Saltwater Pool Maintenance

A grouping of pool cleaning and maintenance supplies.

Many people are drawn to the idea of a saltwater pool in their backyard because it's associated with low maintenance and low costs while having a range of benefits that chlorine-based pools don't have. For example, saltwater is easier on the skin and eyes than water with chlorine in it. However, saltwater pools do need some upkeep. In this article, we explore how to take care of your saltwater pool in a step-by-step guide, including some handy tips and tricks.

Check Your Pool’s pH Weekly

A hand holding a chemical test strip over a pool.

The first step in maintaining your pool is to check its pH level weekly, much like with a chlorine pool. Use test strips or a drop test kit to ensure that the free chlorine level is between 1 and 3 ppm. If that proves it needs to be adjusted, do so using the output control on the control box or cell. The pH level should remain between 7.2 and 7.6 at all times. If it should need adjustment, lower it with muriatic acid or raise the level with soda ash or sodium bicarbonate.

Test the Pool Monthly for Various Items

Monthly, you will need to test your pool for various levels of salt, alkalinity, stabilizer, and calcium. This is another case where you can conveniently use test strips or a drop test kit. Once you do so, consult your owner’s manual to learn how to adjust any levels as needed, as it can differ from pool to pool. Also keep in mind that although most chlorinators display a salt reading, it’s still recommended to test salt levels monthly to decipher whether or not your chlorinator requires recalibration.

Regularly Clean Pool Components

A pool skimmer sitting on the deck outside a pool.

A big part of maintenance for any pool is to keep its different components and devices clean. The filter, pump, and skimmer should be monitored and cleaned regularly. Debris can easily become stuck in any of these components, which can interrupt the cleanliness or chlorination of your pool. To keep everything in tip-top shape, simply check them every few days and clean as needed.

Inspect the Cell Quarterly

Every three months, saltwater pool owners should open and visually inspect the cell. This is also known as the salt generator or salt chlorinator. Luckily, these components are commonly designed to remind owners to do this via a flashing “inspect cell” light on the control box.

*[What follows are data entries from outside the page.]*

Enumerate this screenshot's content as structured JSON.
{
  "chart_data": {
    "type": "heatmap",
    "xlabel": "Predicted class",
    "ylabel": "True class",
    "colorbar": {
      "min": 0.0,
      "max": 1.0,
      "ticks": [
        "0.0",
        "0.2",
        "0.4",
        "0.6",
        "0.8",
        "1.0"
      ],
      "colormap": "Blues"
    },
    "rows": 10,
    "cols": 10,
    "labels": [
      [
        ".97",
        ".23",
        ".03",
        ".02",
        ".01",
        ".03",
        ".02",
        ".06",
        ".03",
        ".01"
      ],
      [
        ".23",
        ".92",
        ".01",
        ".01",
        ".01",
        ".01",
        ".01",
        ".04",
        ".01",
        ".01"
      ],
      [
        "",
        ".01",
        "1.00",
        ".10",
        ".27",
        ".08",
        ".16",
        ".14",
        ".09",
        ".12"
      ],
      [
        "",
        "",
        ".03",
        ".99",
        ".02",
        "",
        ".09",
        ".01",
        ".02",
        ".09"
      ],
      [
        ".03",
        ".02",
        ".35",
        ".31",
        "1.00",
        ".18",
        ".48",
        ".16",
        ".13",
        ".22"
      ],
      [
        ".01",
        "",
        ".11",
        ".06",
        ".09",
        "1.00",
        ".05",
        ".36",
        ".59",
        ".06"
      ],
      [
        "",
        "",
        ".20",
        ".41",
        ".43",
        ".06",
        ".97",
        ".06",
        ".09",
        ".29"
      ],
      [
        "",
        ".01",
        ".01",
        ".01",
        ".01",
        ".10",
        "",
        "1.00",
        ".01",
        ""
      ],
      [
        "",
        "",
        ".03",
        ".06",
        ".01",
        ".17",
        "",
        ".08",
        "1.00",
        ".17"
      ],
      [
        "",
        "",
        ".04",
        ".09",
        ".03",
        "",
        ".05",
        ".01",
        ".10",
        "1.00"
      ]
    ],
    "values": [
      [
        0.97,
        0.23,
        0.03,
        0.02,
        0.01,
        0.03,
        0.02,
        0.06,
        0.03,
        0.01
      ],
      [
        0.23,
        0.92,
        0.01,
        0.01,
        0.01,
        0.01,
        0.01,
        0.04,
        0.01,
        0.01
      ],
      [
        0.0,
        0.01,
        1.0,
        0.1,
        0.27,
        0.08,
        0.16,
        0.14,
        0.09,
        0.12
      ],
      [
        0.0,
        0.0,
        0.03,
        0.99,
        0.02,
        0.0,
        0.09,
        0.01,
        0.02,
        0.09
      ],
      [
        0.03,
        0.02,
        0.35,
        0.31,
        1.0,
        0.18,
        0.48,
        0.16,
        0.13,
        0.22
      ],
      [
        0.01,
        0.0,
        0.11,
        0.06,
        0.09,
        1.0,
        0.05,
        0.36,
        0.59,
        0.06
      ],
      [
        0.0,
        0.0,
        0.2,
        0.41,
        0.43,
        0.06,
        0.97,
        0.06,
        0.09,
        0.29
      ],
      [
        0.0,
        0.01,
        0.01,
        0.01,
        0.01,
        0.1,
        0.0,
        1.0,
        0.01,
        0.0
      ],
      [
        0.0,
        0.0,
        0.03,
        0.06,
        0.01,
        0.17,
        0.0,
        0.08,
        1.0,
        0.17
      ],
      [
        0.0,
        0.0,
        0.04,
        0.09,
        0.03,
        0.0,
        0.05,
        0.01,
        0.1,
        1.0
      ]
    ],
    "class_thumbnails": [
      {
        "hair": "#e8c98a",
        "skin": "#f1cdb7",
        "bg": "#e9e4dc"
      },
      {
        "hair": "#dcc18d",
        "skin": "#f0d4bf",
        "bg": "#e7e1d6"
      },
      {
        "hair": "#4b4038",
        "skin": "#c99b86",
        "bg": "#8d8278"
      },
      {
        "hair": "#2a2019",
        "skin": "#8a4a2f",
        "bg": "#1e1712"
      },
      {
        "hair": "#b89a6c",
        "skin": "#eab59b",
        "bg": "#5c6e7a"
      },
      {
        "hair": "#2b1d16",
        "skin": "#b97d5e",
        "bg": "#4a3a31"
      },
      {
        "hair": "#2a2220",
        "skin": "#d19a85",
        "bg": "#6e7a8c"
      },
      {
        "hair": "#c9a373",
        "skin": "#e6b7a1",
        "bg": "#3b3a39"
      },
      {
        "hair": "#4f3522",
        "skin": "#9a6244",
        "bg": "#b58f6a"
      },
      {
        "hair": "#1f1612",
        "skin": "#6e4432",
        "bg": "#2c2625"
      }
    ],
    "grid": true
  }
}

Start by removing the cell and checking the inside of it for scale buildup or debris that may have made it through the filter. If it looks clear, then simply reinstall the cell and your work is done. If you do see some dirt and gunk in there, use a high-pressure garden hose to flush it clean. If this doesn’t work, use a small plastic or wood tool to scrape the grime and deposits off of the plates as needed. Avoid using a metal tool as this could damage the coating.

Finally, if that method doesn’t work, use a mild acid wash to clean the plates. You should be using a 4:1 ratio of water to muriatic acid, adding the acid to the water and then submerging the cell in the solution. After a few minutes of soaking, rinse the device with your garden hose and reinstall it.

Tips and Tricks to Caring for Your Saltwater Pool

Now that you’ve got the basics of how to care for your pool with salt water, here are some tips and tricks for keeping it in pristine condition.

Clean the Bottom

A man holding a long handled brush over a pool.

Salt has a tendency to settle at the bottom of a pool, forming an unsightly yellow or brown stain. To prevent this from occurring, use your pool brush to clean the bottom and to remove excess salt. Doing this regularly can help to mitigate the risk of buildup and staining.

Protect Your Deck

While saltwater is easier on your skin than chlorine, it’s not necessarily friendly towards your deck. If your pool is near a deck, be sure to correctly seal the area whether it be made out of wood, stone, or concrete. This will prevent expensive damage to its surface over time.

Care for Your Lining

The lining of your pool could be at risk if you have a saltwater pool, but it can be protected in a few easy steps. To prevent the lining from becoming dry, brittle, and frail from its continued exposure to salt, either scrub it thoroughly every four to six weeks or coat it with an anti-salt solution. Either way, you’ll be able to put the worry of a lining disaster out of your mind.

Although saltwater pools only have about a tenth of the salt present in the water of the ocean, its presence makes a big difference in your swimming water. Use this guide to keep your pool clean, healthy, and safe all summer long.